2017-2018 Capital Program
Fourteen kilometres of roadwork, three kilometres of new sidewalks, upgrades to Centennial Pool, a new Community Recreation Complex and other projects have been approved for Port Coquitlam’s 2017-2018 capital program.
The program will spend:
- $29.2 million on upgrading roads, pipes and sidewalks
- $72 million on the new 205,000-square-foot recreation complex
- $7.4 million on upgrades to parks, technology and other infrastructure
- $10.9 million on new projects
The figures reflect a decision by Council in May 2017 to spend $88,000 more in 2017 on road and pothole repairs and $500,000 more in 2018 on sidewalks, following public feedback about roads and sidewalks in the 2017-2018 budget survey.
Capital Program Highlights
New sidewalks, a 215m extension of the Donald Street path, & other pedestrian/cycling projects.
Upgrading of Thompson Park fields and bleachers.
Aside from the recreation complex, almost 80 per cent of the funds will go towards maintaining and rehabilitating existing infrastructure, primarily roads and underground pipes. This reflects not only technical data, but also public feedback received during budget consultation.

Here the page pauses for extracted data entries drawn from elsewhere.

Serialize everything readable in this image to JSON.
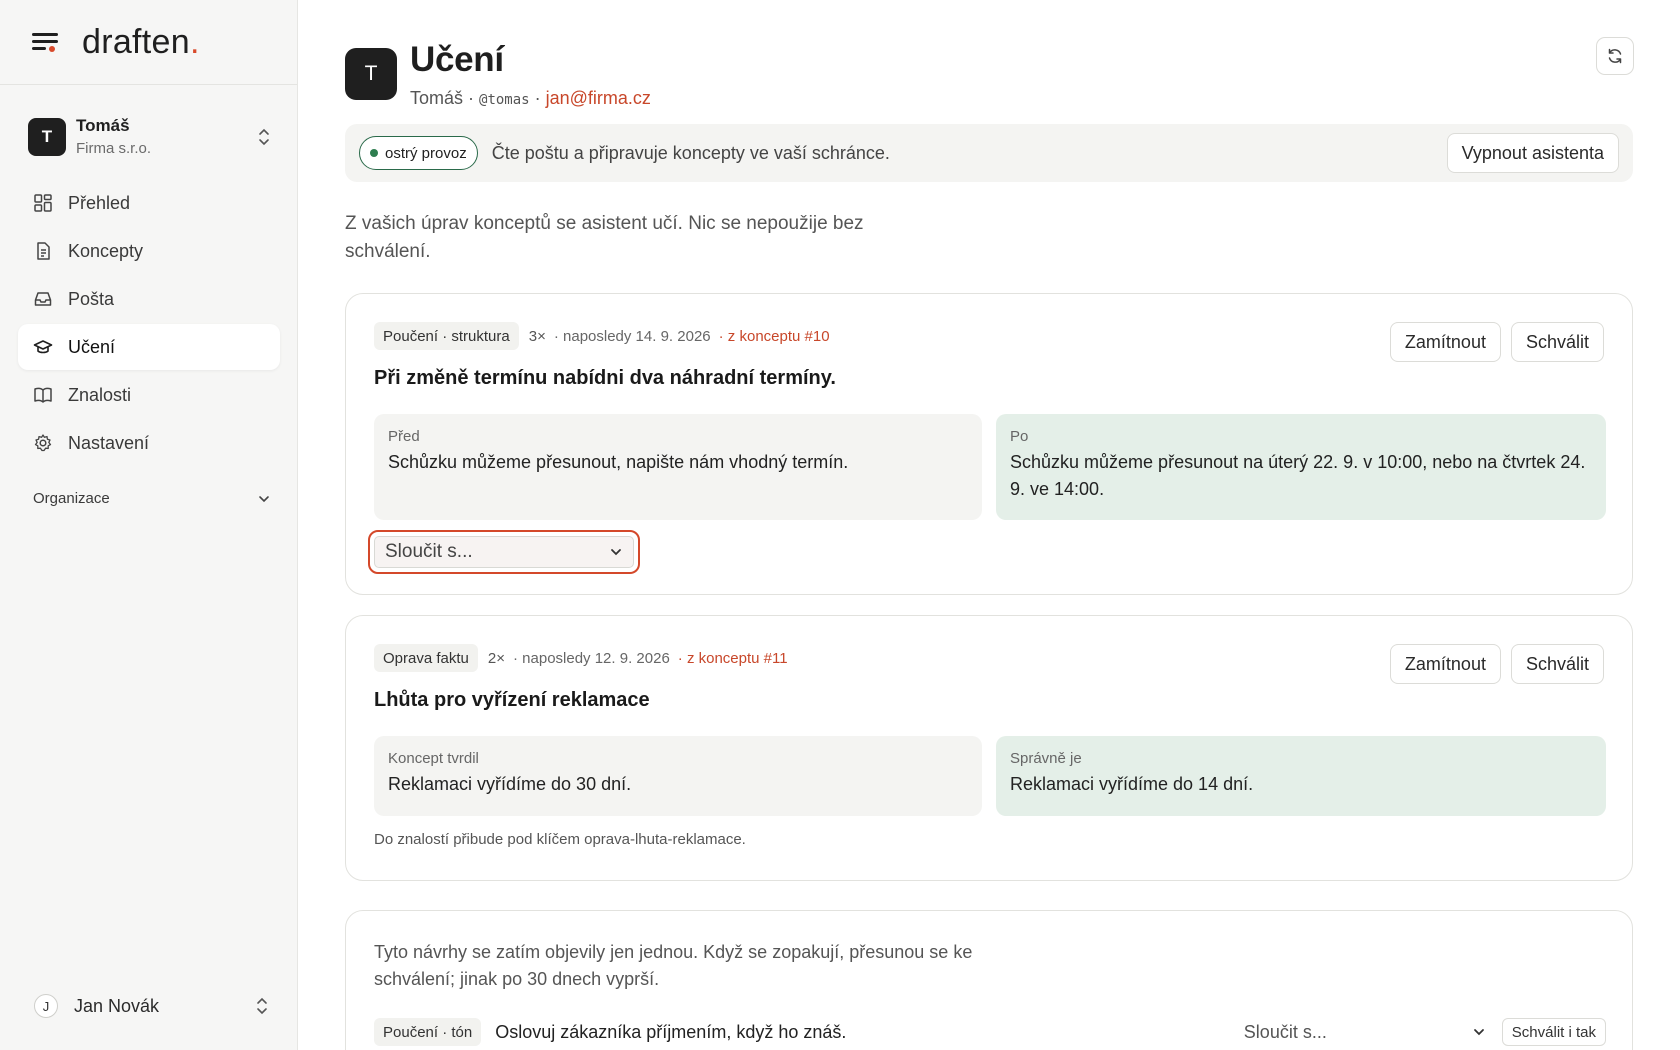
{
  "sidebar": {
    "logo_text": "draften",
    "logo_dot": ".",
    "account": {
      "initial": "T",
      "name": "Tomáš",
      "org": "Firma s.r.o."
    },
    "nav": [
      {
        "label": "Přehled",
        "icon": "grid-icon"
      },
      {
        "label": "Koncepty",
        "icon": "document-icon"
      },
      {
        "label": "Pošta",
        "icon": "inbox-icon"
      },
      {
        "label": "Učení",
        "icon": "graduation-cap-icon",
        "active": true
      },
      {
        "label": "Znalosti",
        "icon": "book-icon"
      },
      {
        "label": "Nastavení",
        "icon": "gear-icon"
      }
    ],
    "organization_label": "Organizace",
    "user": {
      "initial": "J",
      "name": "Jan Novák"
    }
  },
  "header": {
    "initial": "T",
    "title": "Učení",
    "name": "Tomáš",
    "sep1": " · ",
    "handle": "@tomas",
    "sep2": " · ",
    "email": "jan@firma.cz"
  },
  "status": {
    "pill_label": "ostrý provoz",
    "text": "Čte poštu a připravuje koncepty ve vaší schránce.",
    "off_button": "Vypnout asistenta"
  },
  "intro": "Z vašich úprav konceptů se asistent učí. Nic se nepoužije bez schválení.",
  "cards": [
    {
      "tag": "Poučení · struktura",
      "count": "3×",
      "last": "· naposledy 14. 9. 2026",
      "source": "· z konceptu #10",
      "reject": "Zamítnout",
      "approve": "Schválit",
      "title": "Při změně termínu nabídni dva náhradní termíny.",
      "before_label": "Před",
      "before_text": "Schůzku můžeme přesunout, napište nám vhodný termín.",
      "after_label": "Po",
      "after_text": "Schůzku můžeme přesunout na úterý 22. 9. v 10:00, nebo na čtvrtek 24. 9. ve 14:00.",
      "merge_placeholder": "Sloučit s..."
    },
    {
      "tag": "Oprava faktu",
      "count": "2×",
      "last": "· naposledy 12. 9. 2026",
      "source": "· z konceptu #11",
      "reject": "Zamítnout",
      "approve": "Schválit",
      "title": "Lhůta pro vyřízení reklamace",
      "before_label": "Koncept tvrdil",
      "before_text": "Reklamaci vyřídíme do 30 dní.",
      "after_label": "Správně je",
      "after_text": "Reklamaci vyřídíme do 14 dní.",
      "note": "Do znalostí přibude pod klíčem oprava-lhuta-reklamace."
    }
  ],
  "pending": {
    "text": "Tyto návrhy se zatím objevily jen jednou. Když se zopakují, přesunou se ke schválení; jinak po 30 dnech vyprší.",
    "tag": "Poučení · tón",
    "item_text": "Oslovuj zákazníka příjmením, když ho znáš.",
    "merge_placeholder": "Sloučit s...",
    "approve_anyway": "Schválit i tak"
  },
  "colors": {
    "accent": "#d84a2b",
    "live_green": "#2e7d4f",
    "after_pane": "#e4efe8",
    "sidebar_bg": "#f6f6f5"
  }
}
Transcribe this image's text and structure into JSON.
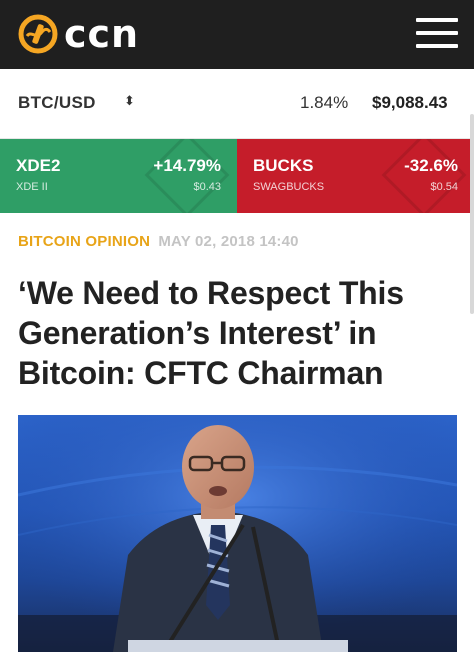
{
  "header": {
    "logo_text": "ccn",
    "brand_color": "#f5a623"
  },
  "ticker": {
    "pair": "BTC/USD",
    "change": "1.84%",
    "price": "$9,088.43"
  },
  "coins": [
    {
      "symbol": "XDE2",
      "name": "XDE II",
      "change": "+14.79%",
      "price": "$0.43",
      "color": "#2f9e66"
    },
    {
      "symbol": "BUCKS",
      "name": "SWAGBUCKS",
      "change": "-32.6%",
      "price": "$0.54",
      "color": "#c51d2a"
    }
  ],
  "article": {
    "category": "BITCOIN OPINION",
    "date": "MAY 02, 2018 14:40",
    "headline": "‘We Need to Respect This Generation’s Interest’ in Bitcoin: CFTC Chairman"
  }
}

North-side roads are the target for the 2017 and 2018, based on a pavement study that mapped out how the city should prioritize its road renewals over the next five years to maximize the investment. The focus will continue to rotate to other areas, until roads across the city have been rehabilitated.

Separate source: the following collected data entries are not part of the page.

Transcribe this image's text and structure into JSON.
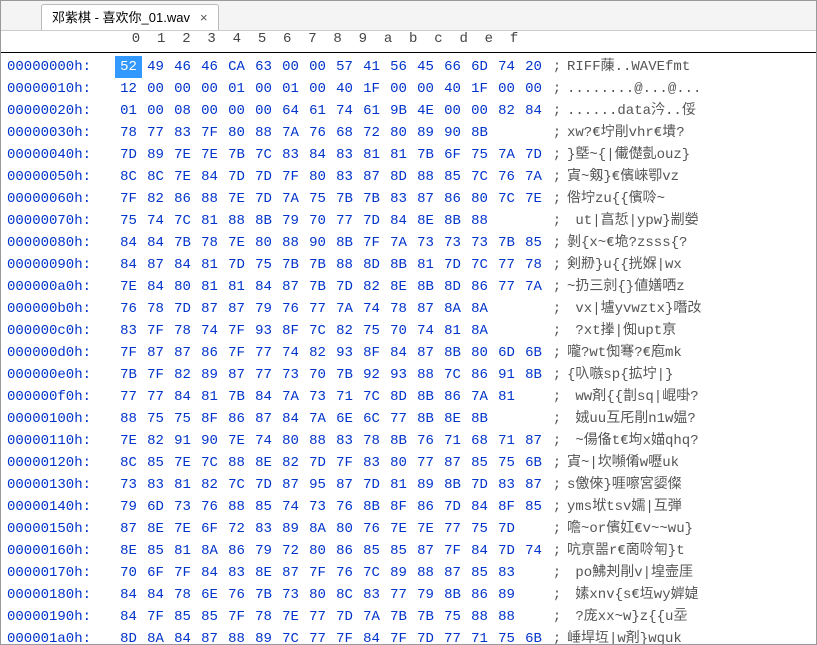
{
  "tab": {
    "title": "邓紫棋 - 喜欢你_01.wav",
    "close_label": "×"
  },
  "hex_columns_header": "  0  1  2  3  4  5  6  7  8  9  a  b  c  d  e  f",
  "selected": {
    "row": 0,
    "col": 0
  },
  "rows": [
    {
      "offset": "00000000h:",
      "hex": [
        "52",
        "49",
        "46",
        "46",
        "CA",
        "63",
        "00",
        "00",
        "57",
        "41",
        "56",
        "45",
        "66",
        "6D",
        "74",
        "20"
      ],
      "ascii": "RIFF蔯..WAVEfmt "
    },
    {
      "offset": "00000010h:",
      "hex": [
        "12",
        "00",
        "00",
        "00",
        "01",
        "00",
        "01",
        "00",
        "40",
        "1F",
        "00",
        "00",
        "40",
        "1F",
        "00",
        "00"
      ],
      "ascii": "........@...@..."
    },
    {
      "offset": "00000020h:",
      "hex": [
        "01",
        "00",
        "08",
        "00",
        "00",
        "00",
        "64",
        "61",
        "74",
        "61",
        "9B",
        "4E",
        "00",
        "00",
        "82",
        "84"
      ],
      "ascii": "......data汵..俀"
    },
    {
      "offset": "00000030h:",
      "hex": [
        "78",
        "77",
        "83",
        "7F",
        "80",
        "88",
        "7A",
        "76",
        "68",
        "72",
        "80",
        "89",
        "90",
        "8B"
      ],
      "ascii": "xw?€坾剈vhr€墤?"
    },
    {
      "offset": "00000040h:",
      "hex": [
        "7D",
        "89",
        "7E",
        "7E",
        "7B",
        "7C",
        "83",
        "84",
        "83",
        "81",
        "81",
        "7B",
        "6F",
        "75",
        "7A",
        "7D"
      ],
      "ascii": "}墍~{|儎儊亄ouz}"
    },
    {
      "offset": "00000050h:",
      "hex": [
        "8C",
        "8C",
        "7E",
        "84",
        "7D",
        "7D",
        "7F",
        "80",
        "83",
        "87",
        "8D",
        "88",
        "85",
        "7C",
        "76",
        "7A"
      ],
      "ascii": "寊~剱}€儐崍卾vz"
    },
    {
      "offset": "00000060h:",
      "hex": [
        "7F",
        "82",
        "86",
        "88",
        "7E",
        "7D",
        "7A",
        "75",
        "7B",
        "7B",
        "83",
        "87",
        "86",
        "80",
        "7C",
        "7E"
      ],
      "ascii": "倃坾zu{{儐唥~"
    },
    {
      "offset": "00000070h:",
      "hex": [
        "75",
        "74",
        "7C",
        "81",
        "88",
        "8B",
        "79",
        "70",
        "77",
        "7D",
        "84",
        "8E",
        "8B",
        "88"
      ],
      "ascii": " ut|亯悊|ypw}剬嫈"
    },
    {
      "offset": "00000080h:",
      "hex": [
        "84",
        "84",
        "7B",
        "78",
        "7E",
        "80",
        "88",
        "90",
        "8B",
        "7F",
        "7A",
        "73",
        "73",
        "73",
        "7B",
        "85"
      ],
      "ascii": "剝{x~€垝?zsss{?"
    },
    {
      "offset": "00000090h:",
      "hex": [
        "84",
        "87",
        "84",
        "81",
        "7D",
        "75",
        "7B",
        "7B",
        "88",
        "8D",
        "8B",
        "81",
        "7D",
        "7C",
        "77",
        "78"
      ],
      "ascii": "剣剙}u{{挄媬|wx"
    },
    {
      "offset": "000000a0h:",
      "hex": [
        "7E",
        "84",
        "80",
        "81",
        "81",
        "84",
        "87",
        "7B",
        "7D",
        "82",
        "8E",
        "8B",
        "8D",
        "86",
        "77",
        "7A"
      ],
      "ascii": "~扔三剠{}値嫸哂z"
    },
    {
      "offset": "000000b0h:",
      "hex": [
        "76",
        "78",
        "7D",
        "87",
        "87",
        "79",
        "76",
        "77",
        "7A",
        "74",
        "78",
        "87",
        "8A",
        "8A"
      ],
      "ascii": " vx|壚yvwztx}噆妀"
    },
    {
      "offset": "000000c0h:",
      "hex": [
        "83",
        "7F",
        "78",
        "74",
        "7F",
        "93",
        "8F",
        "7C",
        "82",
        "75",
        "70",
        "74",
        "81",
        "8A"
      ],
      "ascii": " ?xt搼|倁upt亰"
    },
    {
      "offset": "000000d0h:",
      "hex": [
        "7F",
        "87",
        "87",
        "86",
        "7F",
        "77",
        "74",
        "82",
        "93",
        "8F",
        "84",
        "87",
        "8B",
        "80",
        "6D",
        "6B"
      ],
      "ascii": "嚨?wt倁弿?€庖mk"
    },
    {
      "offset": "000000e0h:",
      "hex": [
        "7B",
        "7F",
        "82",
        "89",
        "87",
        "77",
        "73",
        "70",
        "7B",
        "92",
        "93",
        "88",
        "7C",
        "86",
        "91",
        "8B"
      ],
      "ascii": "{叺嗾sp{拡坾|}"
    },
    {
      "offset": "000000f0h:",
      "hex": [
        "77",
        "77",
        "84",
        "81",
        "7B",
        "84",
        "7A",
        "73",
        "71",
        "7C",
        "8D",
        "8B",
        "86",
        "7A",
        "81"
      ],
      "ascii": " ww剤{{剒sq|崐啩?"
    },
    {
      "offset": "00000100h:",
      "hex": [
        "88",
        "75",
        "75",
        "8F",
        "86",
        "87",
        "84",
        "7A",
        "6E",
        "6C",
        "77",
        "8B",
        "8E",
        "8B"
      ],
      "ascii": " 娀uu互厇剈n1w媪?"
    },
    {
      "offset": "00000110h:",
      "hex": [
        "7E",
        "82",
        "91",
        "90",
        "7E",
        "74",
        "80",
        "88",
        "83",
        "78",
        "8B",
        "76",
        "71",
        "68",
        "71",
        "87"
      ],
      "ascii": " ~偒俻t€坸x媌qhq?"
    },
    {
      "offset": "00000120h:",
      "hex": [
        "8C",
        "85",
        "7E",
        "7C",
        "88",
        "8E",
        "82",
        "7D",
        "7F",
        "83",
        "80",
        "77",
        "87",
        "85",
        "75",
        "6B"
      ],
      "ascii": "寊~|坎嚬倄w嚦uk"
    },
    {
      "offset": "00000130h:",
      "hex": [
        "73",
        "83",
        "81",
        "82",
        "7C",
        "7D",
        "87",
        "95",
        "87",
        "7D",
        "81",
        "89",
        "8B",
        "7D",
        "83",
        "87"
      ],
      "ascii": "s儌倈}啀嚓宮媭儏"
    },
    {
      "offset": "00000140h:",
      "hex": [
        "79",
        "6D",
        "73",
        "76",
        "88",
        "85",
        "74",
        "73",
        "76",
        "8B",
        "8F",
        "86",
        "7D",
        "84",
        "8F",
        "85"
      ],
      "ascii": "yms垘tsv嬬|互弾"
    },
    {
      "offset": "00000150h:",
      "hex": [
        "87",
        "8E",
        "7E",
        "6F",
        "72",
        "83",
        "89",
        "8A",
        "80",
        "76",
        "7E",
        "7E",
        "77",
        "75",
        "7D"
      ],
      "ascii": "噡~or儐妅€v~~wu}"
    },
    {
      "offset": "00000160h:",
      "hex": [
        "8E",
        "85",
        "81",
        "8A",
        "86",
        "79",
        "72",
        "80",
        "86",
        "85",
        "85",
        "87",
        "7F",
        "84",
        "7D",
        "74"
      ],
      "ascii": "吭亰噐r€啇唥匉}t"
    },
    {
      "offset": "00000170h:",
      "hex": [
        "70",
        "6F",
        "7F",
        "84",
        "83",
        "8E",
        "87",
        "7F",
        "76",
        "7C",
        "89",
        "88",
        "87",
        "85",
        "83"
      ],
      "ascii": " po鮄刔剈v|堭壸厓"
    },
    {
      "offset": "00000180h:",
      "hex": [
        "84",
        "84",
        "78",
        "6E",
        "76",
        "7B",
        "73",
        "80",
        "8C",
        "83",
        "77",
        "79",
        "8B",
        "86",
        "89"
      ],
      "ascii": " 嫊xnv{s€坘wy婩媫"
    },
    {
      "offset": "00000190h:",
      "hex": [
        "84",
        "7F",
        "85",
        "85",
        "7F",
        "78",
        "7E",
        "77",
        "7D",
        "7A",
        "7B",
        "7B",
        "75",
        "88",
        "88"
      ],
      "ascii": " ?庞xx~w}z{{u坖"
    },
    {
      "offset": "000001a0h:",
      "hex": [
        "8D",
        "8A",
        "84",
        "87",
        "88",
        "89",
        "7C",
        "77",
        "7F",
        "84",
        "7F",
        "7D",
        "77",
        "71",
        "75",
        "6B"
      ],
      "ascii": "崜垾坘|w剤}wquk"
    }
  ]
}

The more strategic, whole-city approach to capital spending was one of several recommendations of the Budget and Infrastructure (BIN) Committee, following a year-long review of the city’s capital planning process.
Other BIN Committee recommendations included:
- Adopting the capital program several months earlier than usual, allowing Port Coquitlam to tender its projects before other cities, and
- Switching to a two-year capital program, which allows for 2018 projects to be tendered in 2017, and enables each year’s projects to be completed over 12 months rather than the seven months following the city’s budget adoption in the spring.

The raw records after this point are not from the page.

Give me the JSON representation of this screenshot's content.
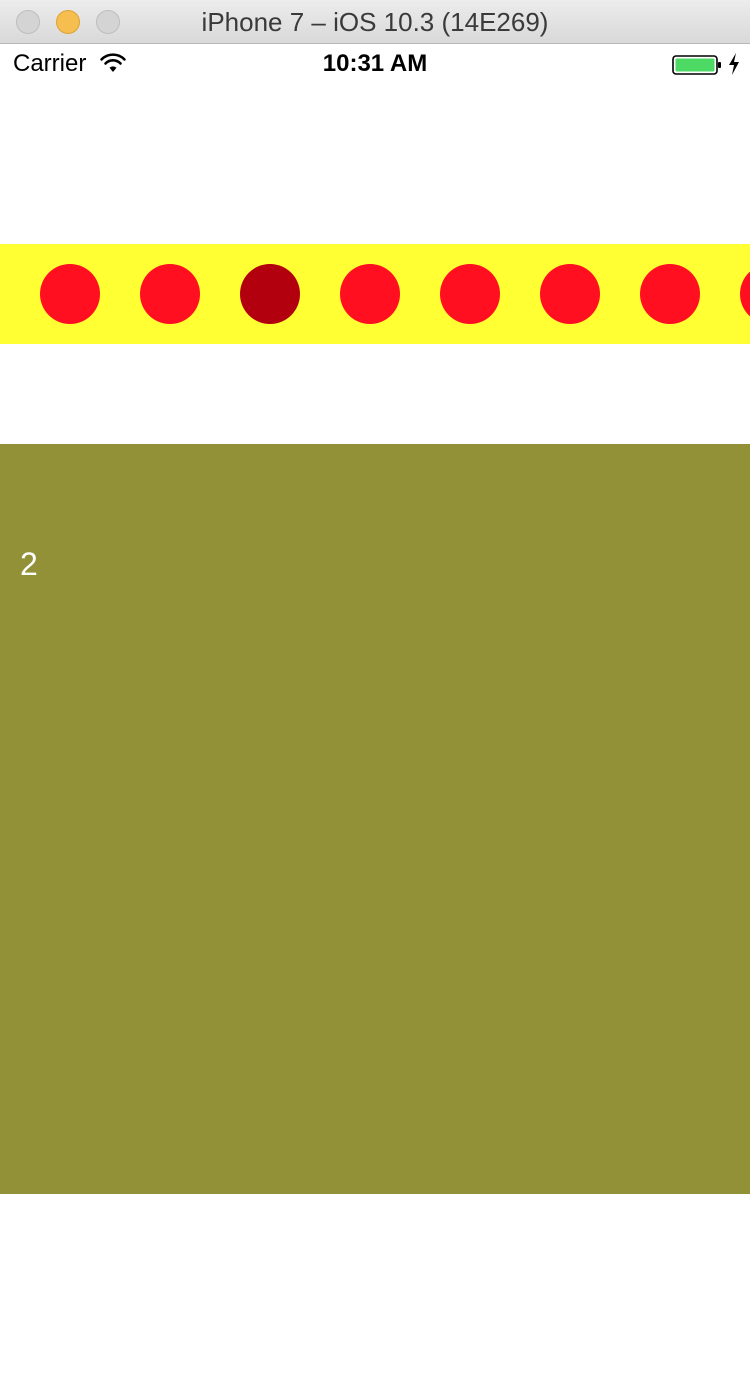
{
  "window": {
    "title": "iPhone 7 – iOS 10.3 (14E269)"
  },
  "status_bar": {
    "carrier": "Carrier",
    "time": "10:31 AM",
    "wifi_icon": "wifi-icon",
    "battery_icon": "battery-icon",
    "charging_icon": "charging-bolt-icon",
    "battery_color": "#4cd964"
  },
  "page_indicator": {
    "background": "#ffff33",
    "dot_color": "#ff0f1f",
    "active_dot_color": "#b3000f",
    "visible_dots": 8,
    "active_index": 2
  },
  "content": {
    "background": "#929137",
    "page_label": "2"
  }
}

Most of the funding for the 2017-2018 capital program will come from sources that will not result in a tax increase, such as grants, Development Cost Charges, capital reserve funds, the city’s long-term infrastructure fund and provincial Community Works Gas Tax revenue. In 2018, $16 million will be borrowed for the recreation complex (representing 13 per cent of the total 2017-2018 program).